Leibniz certainly had a good instinct for arranging mathematics so that demanding calculations could be carried out by men of only moderate gifts. Newton professed, late in life and in the midst of polemics (about 1712), not to see the utility of this, and perhaps he could not envision the day when hordes of engineers would routinely carry out calculations of the sort that he had himself devised. But I suspect Newton was not entirely sincere at this point.

"It was precisely for this reason that Leibniz had so much success in the field, in that he was unhampered by much of the dogma that might have hindered its progress." I'll part company with you about the "dogma", but it does seem that after devising methods that suited himself, he found as he expected that they would suit others very well indeed. The next question would be what exactly the Bernoulli's learned from him - one imagines it is exactly this "calculus" as an algorithm that impressed them.

"... through his own lens" ( or possibly the lens of Cavalieri, which in spite of its logical inadequacies had much to recommend it as the basis of an algorithmic formalism.

It seems to me at the moment that Leibniz was drastically ahead of his time in at least one respect: his unbridled optimism regarding the potential power of formal systems, an optimism which seems more reasonable, though still somewhat problematic, to our own age. Ultimately what interested him, it seems to me, is what we now refer to as artificial intelligence.
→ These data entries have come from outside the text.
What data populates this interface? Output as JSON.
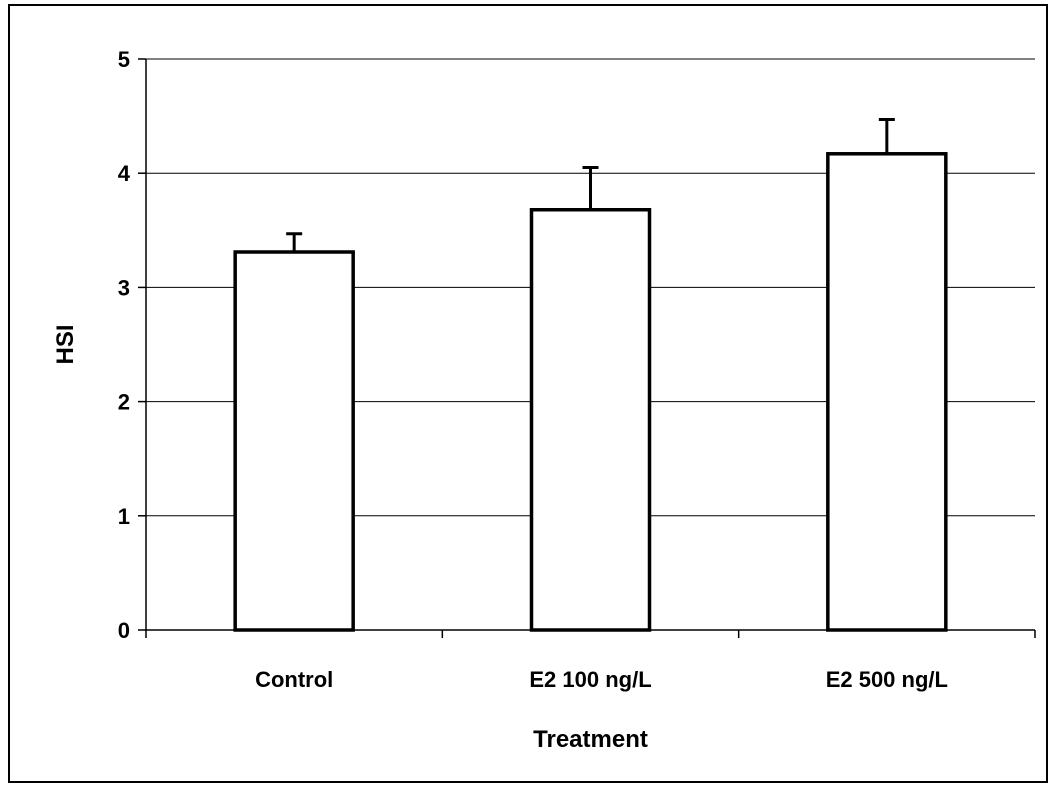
{
  "chart_data": {
    "type": "bar",
    "title": "",
    "xlabel": "Treatment",
    "ylabel": "HSI",
    "categories": [
      "Control",
      "E2 100 ng/L",
      "E2 500 ng/L"
    ],
    "series": [
      {
        "values": [
          3.31,
          3.68,
          4.17
        ],
        "error": [
          0.16,
          0.37,
          0.3
        ]
      }
    ],
    "ylim": [
      0,
      5
    ],
    "yticks": [
      "0",
      "1",
      "2",
      "3",
      "4",
      "5"
    ],
    "grid": true,
    "legend": "none",
    "colors": {
      "bar_fill": "#ffffff",
      "bar_stroke": "#000000",
      "grid": "#000000",
      "axis": "#000000"
    }
  }
}
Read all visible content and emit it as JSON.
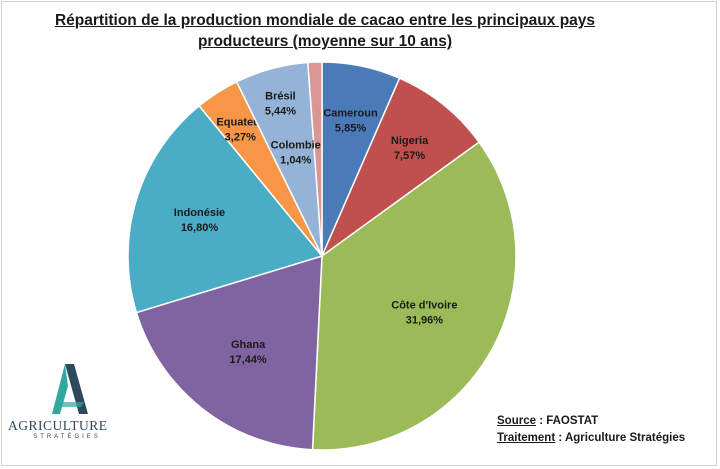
{
  "title": {
    "line1": "Répartition de la production mondiale de cacao entre les principaux pays",
    "line2": "producteurs (moyenne sur 10 ans)"
  },
  "source": {
    "source_key": "Source",
    "source_value": " : FAOSTAT",
    "treatment_key": "Traitement",
    "treatment_value": " : Agriculture Stratégies"
  },
  "logo": {
    "word": "AGRICULTURE",
    "sub": "STRATÉGIES"
  },
  "colors": {
    "logo_teal": "#2fa8a0",
    "logo_navy": "#2d4a5c"
  },
  "chart_data": {
    "type": "pie",
    "unit": "%",
    "slices": [
      {
        "label": "Cameroun",
        "value_text": "5,85%",
        "value": 5.85,
        "color": "#4a7ab8"
      },
      {
        "label": "Nigeria",
        "value_text": "7,57%",
        "value": 7.57,
        "color": "#c0504d"
      },
      {
        "label": "Côte d'Ivoire",
        "value_text": "31,96%",
        "value": 31.96,
        "color": "#9bbb59"
      },
      {
        "label": "Ghana",
        "value_text": "17,44%",
        "value": 17.44,
        "color": "#8064a2"
      },
      {
        "label": "Indonésie",
        "value_text": "16,80%",
        "value": 16.8,
        "color": "#4bacc6"
      },
      {
        "label": "Equateur",
        "value_text": "3,27%",
        "value": 3.27,
        "color": "#f79646"
      },
      {
        "label": "Brésil",
        "value_text": "5,44%",
        "value": 5.44,
        "color": "#95b3d7"
      },
      {
        "label": "Colombie",
        "value_text": "1,04%",
        "value": 1.04,
        "color": "#d99694"
      }
    ]
  }
}
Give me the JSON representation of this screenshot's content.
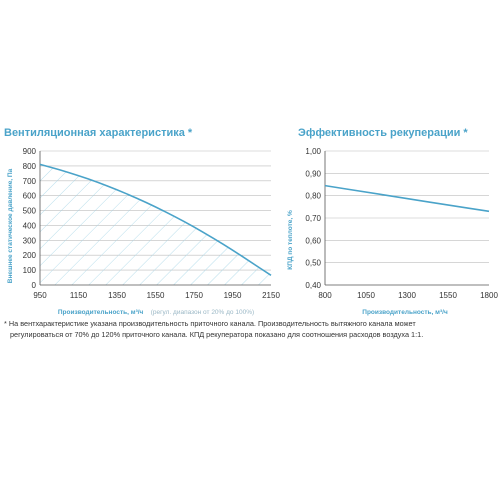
{
  "colors": {
    "line": "#4aa3c9",
    "hatch": "#a6d6e8",
    "axis": "#555555",
    "grid": "#bdbdbd",
    "title": "#4aa3c9"
  },
  "chart_data": [
    {
      "type": "area",
      "title": "Вентиляционная характеристика *",
      "xlabel": "Производительность, м³/ч",
      "xlabel_note": "(регул. диапазон от 20% до 100%)",
      "ylabel": "Внешнее статическое давление, Па",
      "xlim": [
        950,
        2150
      ],
      "ylim": [
        0,
        900
      ],
      "x_ticks": [
        "950",
        "1150",
        "1350",
        "1550",
        "1750",
        "1950",
        "2150"
      ],
      "y_ticks": [
        "0",
        "100",
        "200",
        "300",
        "400",
        "500",
        "600",
        "700",
        "800",
        "900"
      ],
      "grid": "horizontal",
      "fill": "hatched",
      "series": [
        {
          "x": [
            950,
            1050,
            1150,
            1250,
            1350,
            1450,
            1550,
            1650,
            1750,
            1850,
            1950,
            2050,
            2150
          ],
          "values": [
            810,
            775,
            735,
            690,
            640,
            585,
            525,
            460,
            390,
            315,
            235,
            150,
            65
          ]
        }
      ]
    },
    {
      "type": "line",
      "title": "Эффективность рекуперации *",
      "xlabel": "Производительность, м³/ч",
      "ylabel": "КПД по теплоте, %",
      "xlim": [
        800,
        1800
      ],
      "ylim": [
        0.4,
        1.0
      ],
      "x_ticks": [
        "800",
        "1050",
        "1300",
        "1550",
        "1800"
      ],
      "y_ticks": [
        "0,40",
        "0,50",
        "0,60",
        "0,70",
        "0,80",
        "0,90",
        "1,00"
      ],
      "grid": "horizontal",
      "series": [
        {
          "x": [
            800,
            1050,
            1300,
            1550,
            1800
          ],
          "values": [
            0.845,
            0.816,
            0.787,
            0.758,
            0.73
          ]
        }
      ]
    }
  ],
  "footnote": {
    "line1": "* На вентхарактеристике указана производительность приточного канала. Производительность вытяжного канала может",
    "line2": "регулироваться от 70% до 120% приточного канала. КПД рекуператора показано для соотношения расходов воздуха 1:1."
  }
}
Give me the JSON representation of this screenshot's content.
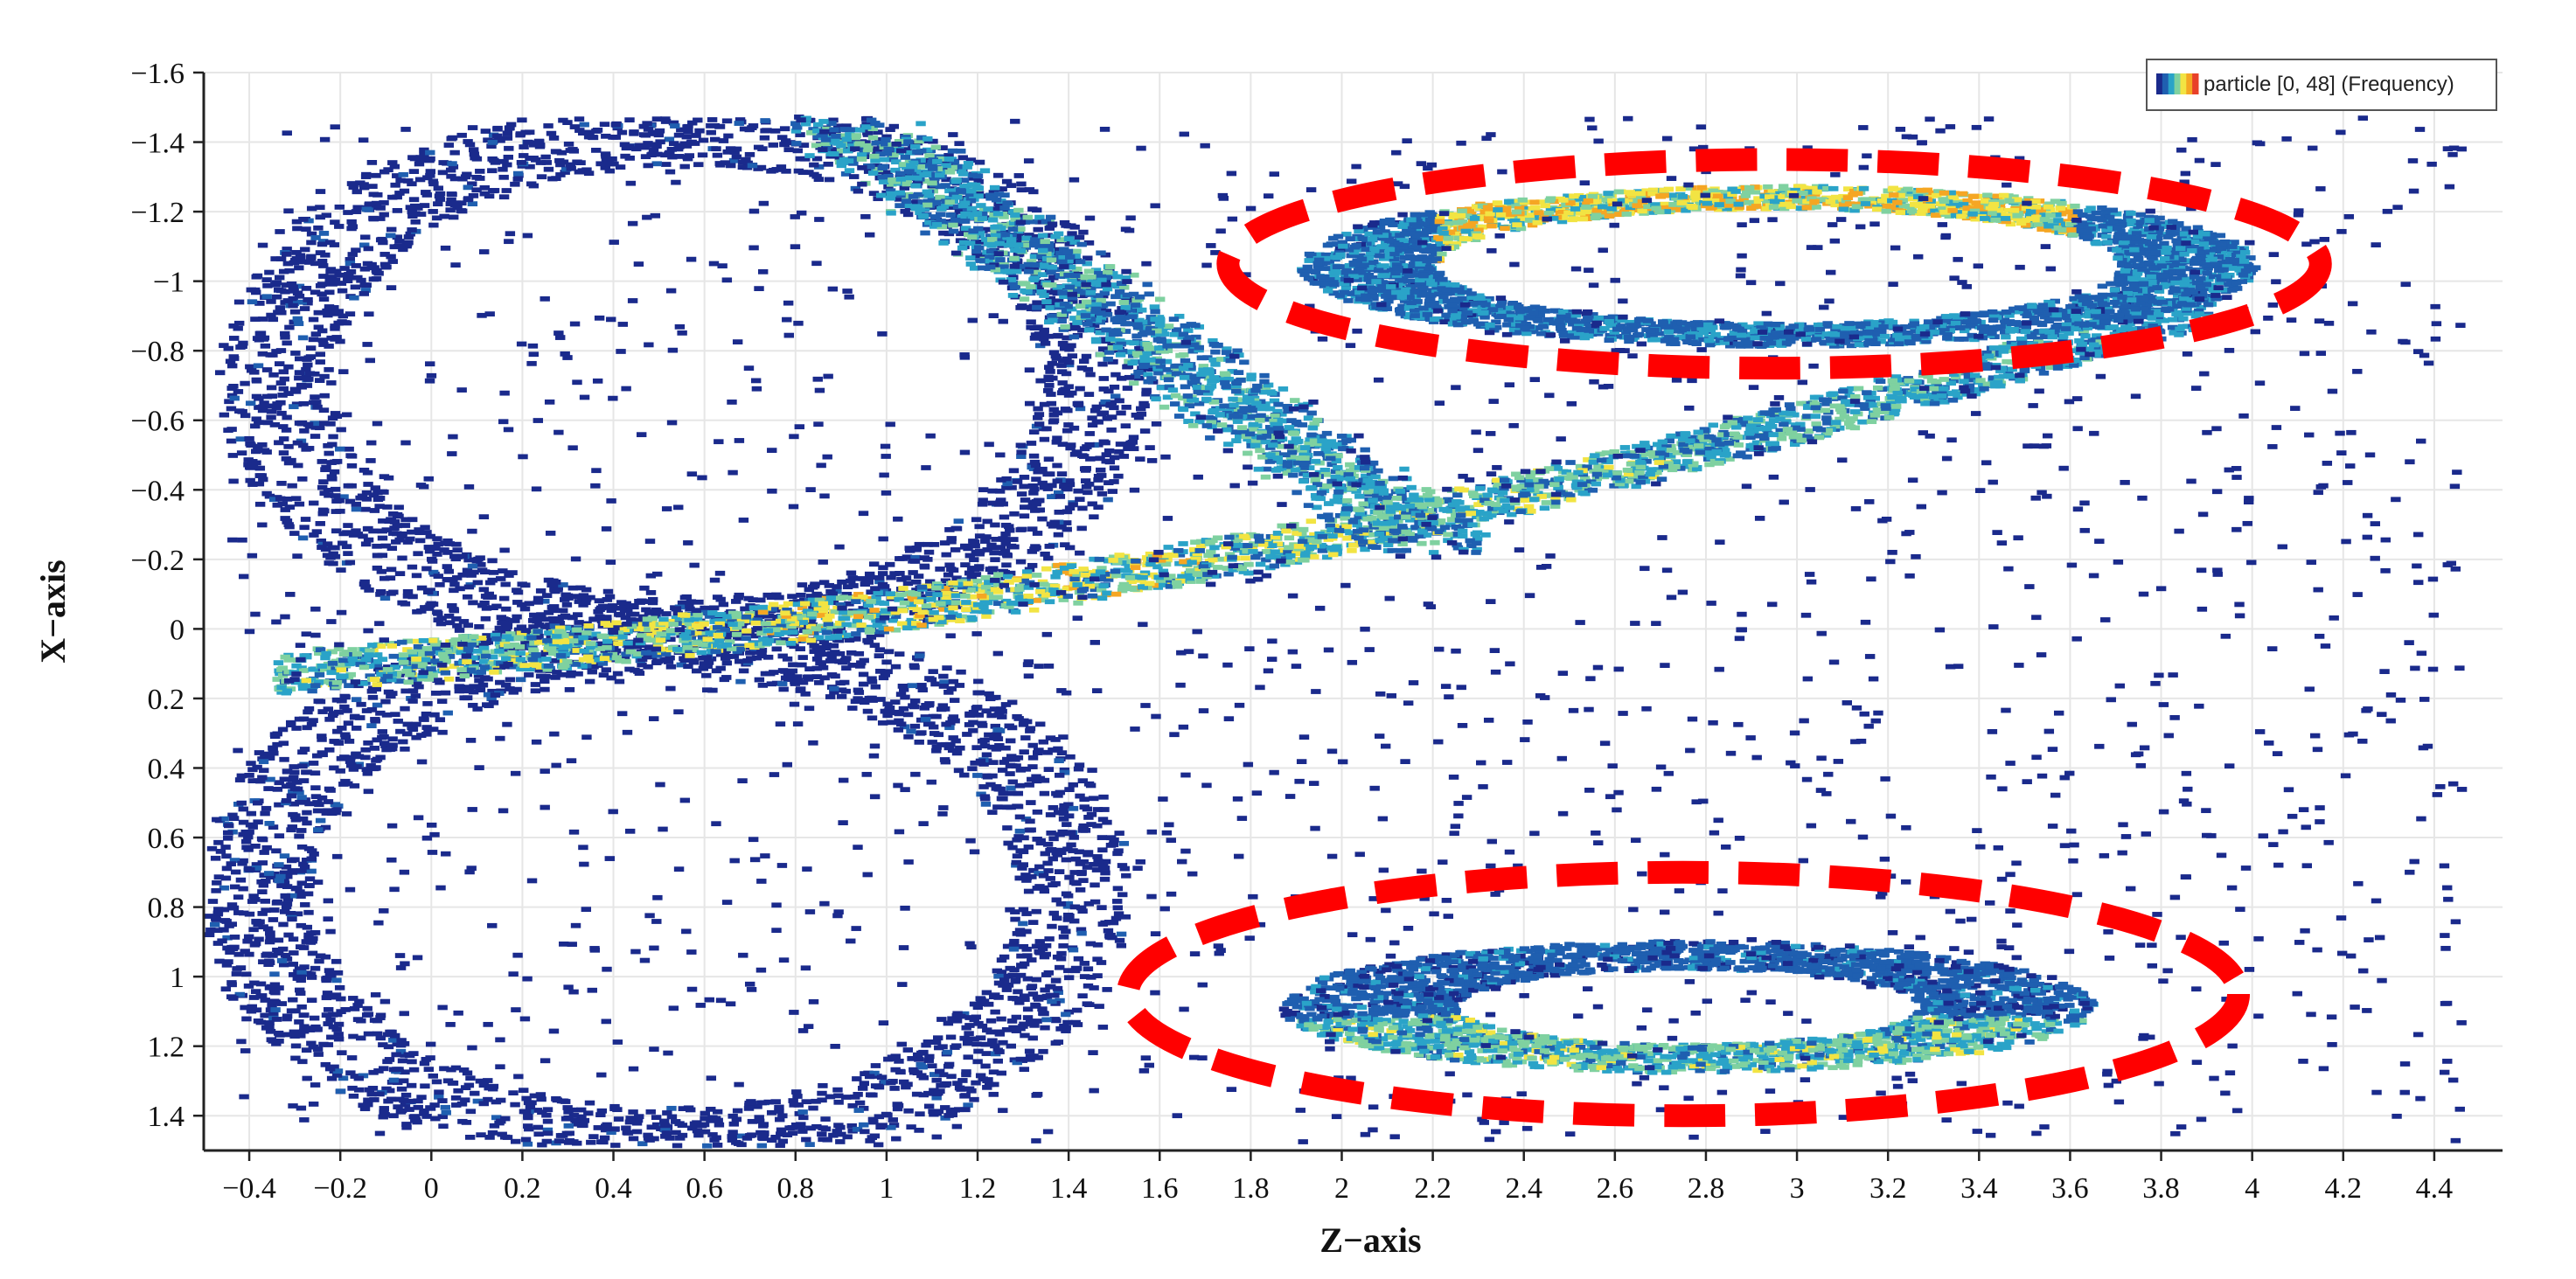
{
  "chart_data": {
    "type": "heatmap",
    "title": "",
    "xlabel": "Z−axis",
    "ylabel": "X−axis",
    "xlim": [
      -0.5,
      4.55
    ],
    "ylim": [
      -1.6,
      1.5
    ],
    "y_inverted": true,
    "x_ticks": [
      "−0.4",
      "−0.2",
      "0",
      "0.2",
      "0.4",
      "0.6",
      "0.8",
      "1",
      "1.2",
      "1.4",
      "1.6",
      "1.8",
      "2",
      "2.2",
      "2.4",
      "2.6",
      "2.8",
      "3",
      "3.2",
      "3.4",
      "3.6",
      "3.8",
      "4",
      "4.2",
      "4.4"
    ],
    "x_tick_values": [
      -0.4,
      -0.2,
      0,
      0.2,
      0.4,
      0.6,
      0.8,
      1,
      1.2,
      1.4,
      1.6,
      1.8,
      2,
      2.2,
      2.4,
      2.6,
      2.8,
      3,
      3.2,
      3.4,
      3.6,
      3.8,
      4,
      4.2,
      4.4
    ],
    "y_ticks": [
      "−1.6",
      "−1.4",
      "−1.2",
      "−1",
      "−0.8",
      "−0.6",
      "−0.4",
      "−0.2",
      "0",
      "0.2",
      "0.4",
      "0.6",
      "0.8",
      "1",
      "1.2",
      "1.4"
    ],
    "y_tick_values": [
      -1.6,
      -1.4,
      -1.2,
      -1,
      -0.8,
      -0.6,
      -0.4,
      -0.2,
      0,
      0.2,
      0.4,
      0.6,
      0.8,
      1,
      1.2,
      1.4
    ],
    "grid": true,
    "legend": {
      "label": "particle [0, 48] (Frequency)",
      "placement": "top-right"
    },
    "colorscale": [
      "#1a2a8c",
      "#1f5fb0",
      "#2aa3c8",
      "#7fd1a0",
      "#f2e443",
      "#f5a623",
      "#e8402a"
    ],
    "value_range": [
      0,
      48
    ],
    "density_structures": [
      {
        "name": "upper-lobe",
        "center": [
          2.9,
          -1.05
        ],
        "radii": [
          1.05,
          0.22
        ],
        "peak": 44
      },
      {
        "name": "lower-lobe",
        "center": [
          2.8,
          1.15
        ],
        "radii": [
          0.85,
          0.14
        ],
        "peak": 30
      },
      {
        "name": "left-upper-loop",
        "center": [
          0.55,
          -0.75
        ],
        "radii": [
          0.95,
          0.72
        ],
        "peak": 8
      },
      {
        "name": "left-lower-loop",
        "center": [
          0.55,
          0.75
        ],
        "radii": [
          0.95,
          0.72
        ],
        "peak": 8
      },
      {
        "name": "central-band",
        "from": [
          -0.3,
          0.1
        ],
        "to": [
          3.9,
          -0.95
        ],
        "peak": 40
      }
    ],
    "annotations": [
      {
        "shape": "ellipse",
        "style": "red dashed",
        "center": [
          2.95,
          -1.05
        ],
        "radii": [
          1.2,
          0.3
        ]
      },
      {
        "shape": "ellipse",
        "style": "red dashed",
        "center": [
          2.75,
          1.05
        ],
        "radii": [
          1.22,
          0.35
        ]
      }
    ]
  }
}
Though he didn't phrase it in those terms, the result of combining his characteristica universalis with existing computers would be something very like artificial intelligence.

On the other hand, one can also relate the ideas of Leibniz to the work of the philosopher Frege, who in the late 19th century began to devise formal systems for reasoning that correspond quite well to some of Leibniz' ideas; though still restricted to t he field of mathematics, they encompass the whole of that field, rather than limited areas. There may yet be applications of these ideas to law and other aspects of civil society, though it will take at least one more crusader with the spirit, and abilities, of Leibniz to bring it about.

In any case, under the impact of your essay and some of your references, I find my picture of Leibniz evolving.

The Hofmann and the two books by A. Rupert Hall (one found by Anand, the other suggested by Professor Kosinski) are enormously helpful. The Hofmann is something I'd always meant to read, and was even better than I anticipated. Philosophers at War on the other hand was wholly unknown to me, and gives a very clear account of the whole controversy, with a useful chronology at the outset. As Hall tells the story, it casts considerable light on the history of the subject as well (at least until 1710, when it heats up: at that point my first impression is that it just becomes depressing).

Newton always attached great weight to his method of infinite series, and Leibniz was obsessed by Cavalieri's infinitesimals, which go back to the ancient Greeks (Democritos). Then as Hall stresses, Newton moved away from infinitesimals and in the direct ion of "flows" (fluxions), which amounts to replacing a rather primitive "atomic" theory of geometry by a more sophisticated physical theory of velocity, slightly closer to the rigorous theory of limites. Hall makes it plain that Newton claimed that the theory of infinite series is a central feature of the calculus. I hadn't realized he took that point of view, and again I wonder if it was really sincere. If so, he could have laid out that claim earlier, and more explicitly, since it ought to have been clear that the Continentals didn't see things that way.

These are interesting and subtle issues, and frequently the arguments associated with the priority fight touch on serious matters.